Gründung des Klosters 1618 (≈ 1618)
Installation von Ursulinen in Malzieu-Ville.
1642
Bau gegen Rampen
Bau gegen Rampen 1642 (≈ 1642)
Bau des Klosters neben dem Talher Tower.
1792
Schließung des Klosters
Schließung des Klosters 1792 (≈ 1792)
Ende der Bildungstätigkeit von Ursulinen.
1963
Historische Denkmalklassifikation
Historische Denkmalklassifikation 1963 (≈ 1963)
Schutz benachbarter Fassaden und Rampen.
Aujourd'hui
Aujourd'hui
Aujourd'hui Aujourd'hui (≈ 2025)
Position de référence.
Kulturgüter
Fassaden und Dächer des Hauses, die Teil des ehemaligen Klosters bilden; angrenzende Rampen mit ihrem runden Turm (ca. A 86, 90, 541, 722): Eingang bis zum 7. Februar 1963
Kennzahlen
Abbé Gibelin - Lokale Historiker
Erwähnen Sie die revolutionäre Forderung des Klosters.
Ursprung und Geschichte
Das Ursuline Kloster von Malzieu-Ville, das zwischen dem 15. und 16. Jahrhundert erbaut wurde, steht gegen die mittelalterlichen Mauern der Stadt. Seine Konstruktion mischt Granit und Sandsteinbalg, mit Rahmen von Porphyroid Granit Buchten. Das im 17. Jahrhundert teilweise renovierte Gebäude bewahrt originelle Elemente wie Bodenkreuze und einen Treppenturm mit architektonischen Nutzungen (Ionensäule, geschnitzte Blöcke). Im Inneren stellen die französischen Decken und die Wandmalereien der Zellen – von den Schwestern im siebzehnten Jahrhundert – religiöse und blumige Motive dar, darunter eine Jungfrau und ein Heiliges Madeleine in der Meditation.

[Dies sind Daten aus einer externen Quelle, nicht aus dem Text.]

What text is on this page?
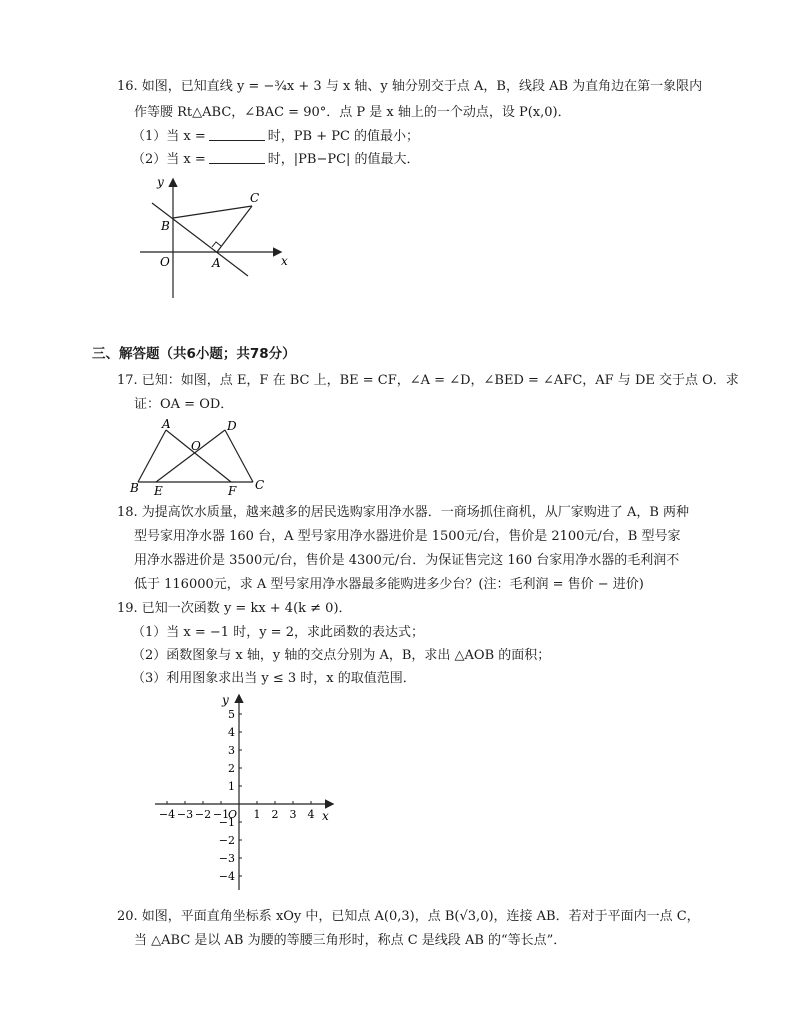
16. 如图，已知直线 y = −¾x + 3 与 x 轴、y 轴分别交于点 A，B，线段 AB 为直角边在第一象限内
作等腰 Rt△ABC，∠BAC = 90°．点 P 是 x 轴上的一个动点，设 P(x,0)．
（1）当 x =	时，PB + PC 的值最小；
（2）当 x =	时，|PB−PC| 的值最大．
y
x
O	A
B
C
三、解答题（共6小题；共78分）
17. 已知：如图，点 E，F 在 BC 上，BE = CF，∠A = ∠D，∠BED = ∠AFC，AF 与 DE 交于点 O．求
证：OA = OD．
A	D
O
B E	F C
18. 为提高饮水质量，越来越多的居民选购家用净水器．一商场抓住商机，从厂家购进了 A，B 两种
型号家用净水器 160 台，A 型号家用净水器进价是 1500元/台，售价是 2100元/台，B 型号家
用净水器进价是 3500元/台，售价是 4300元/台．为保证售完这 160 台家用净水器的毛利润不
低于 116000元，求 A 型号家用净水器最多能购进多少台？(注：毛利润 = 售价 − 进价)
19. 已知一次函数 y = kx + 4(k ≠ 0)．
（1）当 x = −1 时，y = 2，求此函数的表达式；
（2）函数图象与 x 轴，y 轴的交点分别为 A，B，求出 △AOB 的面积；
（3）利用图象求出当 y ≤ 3 时，x 的取值范围．
y
x
O
−4 −3 −2 −1 1 2 3 4
5
4
3
2
1
−1
−2
−3
−4
20. 如图，平面直角坐标系 xOy 中，已知点 A(0,3)，点 B(√3,0)，连接 AB．若对于平面内一点 C，
当 △ABC 是以 AB 为腰的等腰三角形时，称点 C 是线段 AB 的“等长点”．
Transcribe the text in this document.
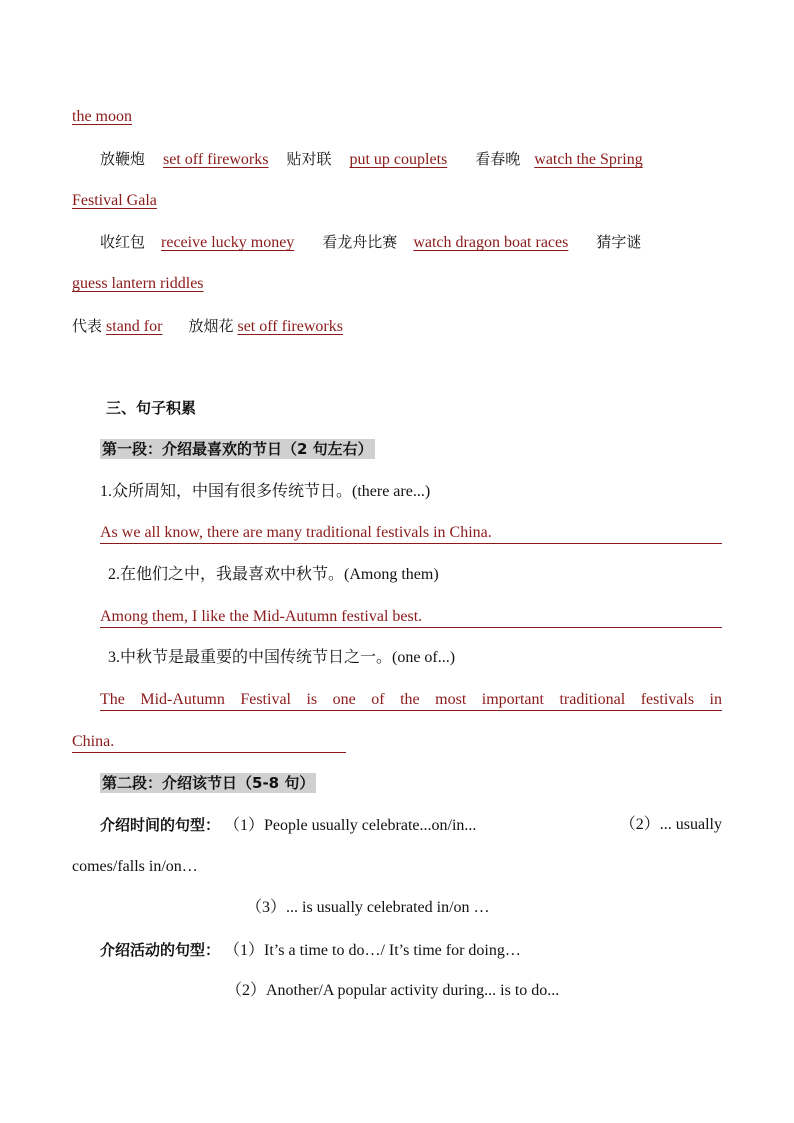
the moon
放鞭炮 set off fireworks 贴对联 put up couplets 看春晚 watch the Spring
Festival Gala
收红包 receive lucky money 看龙舟比赛 watch dragon boat races 猜字谜
guess lantern riddles
代表 stand for 放烟花 set off fireworks
三、句子积累
第一段：介绍最喜欢的节日（2 句左右）
1.众所周知，中国有很多传统节日。(there are...)
As we all know, there are many traditional festivals in China.
2.在他们之中，我最喜欢中秋节。(Among them)
Among them, I like the Mid-Autumn festival best.
3.中秋节是最重要的中国传统节日之一。(one of...)
The Mid-Autumn Festival is one of the most important traditional festivals in
China.
第二段：介绍该节日（5-8 句）
介绍时间的句型： （1）People usually celebrate...on/in...	（2）... usually
comes/falls in/on…
（3）... is usually celebrated in/on …
介绍活动的句型： （1）It’s a time to do…/ It’s time for doing…
（2）Another/A popular activity during... is to do...
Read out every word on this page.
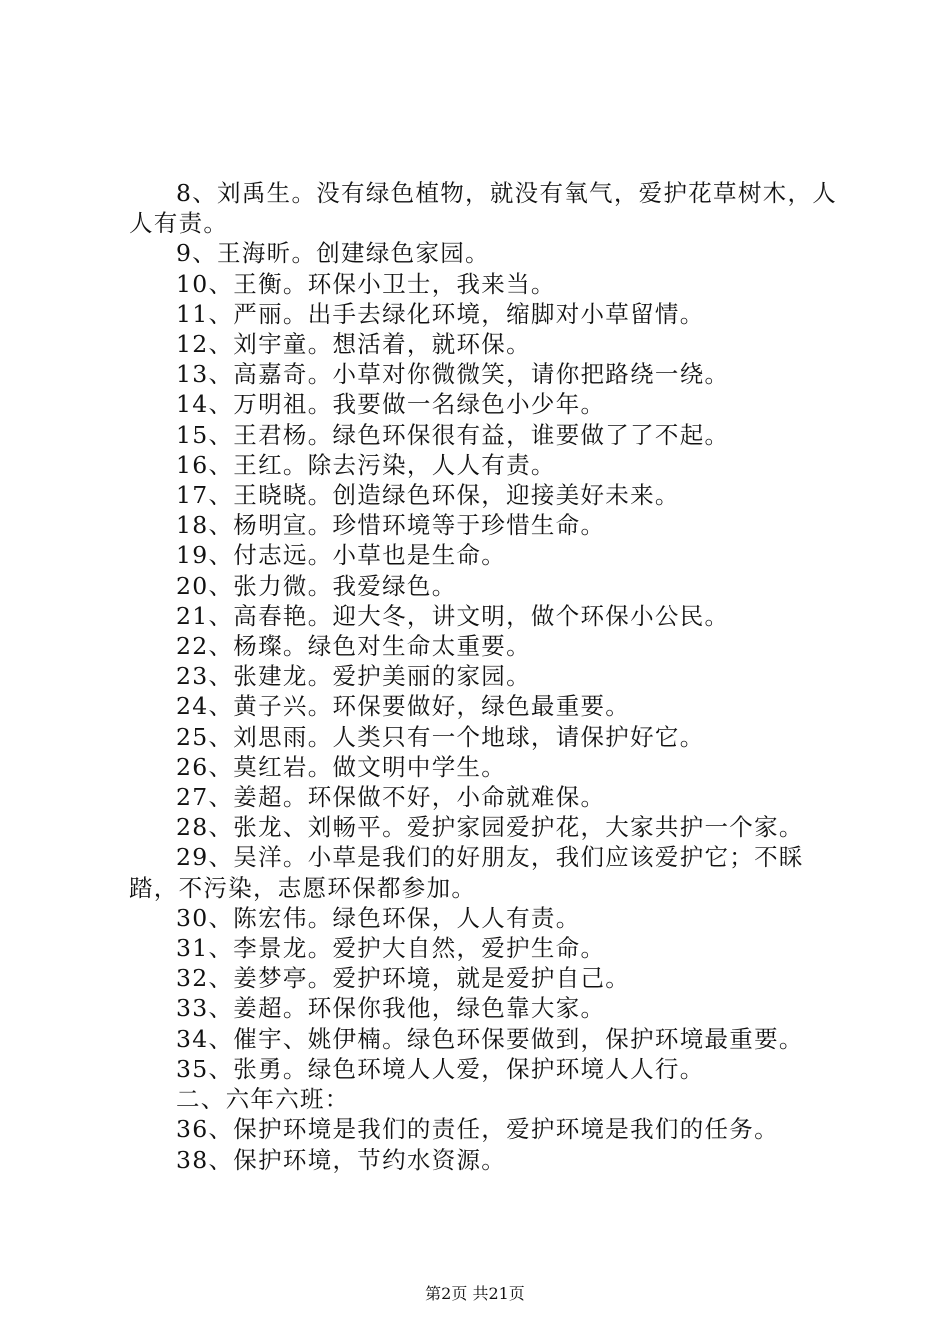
8、刘禹生。没有绿色植物，就没有氧气，爱护花草树木，人人有责。

9、王海昕。创建绿色家园。

10、王衡。环保小卫士，我来当。

11、严丽。出手去绿化环境，缩脚对小草留情。

12、刘宇童。想活着，就环保。

13、高嘉奇。小草对你微微笑，请你把路绕一绕。

14、万明祖。我要做一名绿色小少年。

15、王君杨。绿色环保很有益，谁要做了了不起。

16、王红。除去污染，人人有责。

17、王晓晓。创造绿色环保，迎接美好未来。

18、杨明宣。珍惜环境等于珍惜生命。

19、付志远。小草也是生命。

20、张力微。我爱绿色。

21、高春艳。迎大冬，讲文明，做个环保小公民。

22、杨璨。绿色对生命太重要。

23、张建龙。爱护美丽的家园。

24、黄子兴。环保要做好，绿色最重要。

25、刘思雨。人类只有一个地球，请保护好它。

26、莫红岩。做文明中学生。

27、姜超。环保做不好，小命就难保。

28、张龙、刘畅平。爱护家园爱护花，大家共护一个家。

29、吴洋。小草是我们的好朋友，我们应该爱护它；不睬踏，不污染，志愿环保都参加。

30、陈宏伟。绿色环保，人人有责。

31、李景龙。爱护大自然，爱护生命。

32、姜梦亭。爱护环境，就是爱护自己。

33、姜超。环保你我他，绿色靠大家。

34、催宇、姚伊楠。绿色环保要做到，保护环境最重要。

35、张勇。绿色环境人人爱，保护环境人人行。

二、六年六班：

36、保护环境是我们的责任，爱护环境是我们的任务。

38、保护环境，节约水资源。

第2页 共21页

Gegründet 1618 von den Ursulinen, das Kloster bis 1792, bietet eine bekannte Lehre an die jungen Mädchen der Region. Während der Revolution diente er als Gefängnis, bevor er im 20. Jahrhundert restauriert wurde. Heute zeigt das Stadtmuseum eine ständige Sammlung von heiliger Kunst (liturgische Objekte, religiöse Outfits) und temporären Ausstellungen. Das Gelände umfasst auch eine Zaunwand aus dem 17. Jahrhundert, ein Brunnen und Überreste der mittelalterlichen Rundstraße in die Fundamente gebaut.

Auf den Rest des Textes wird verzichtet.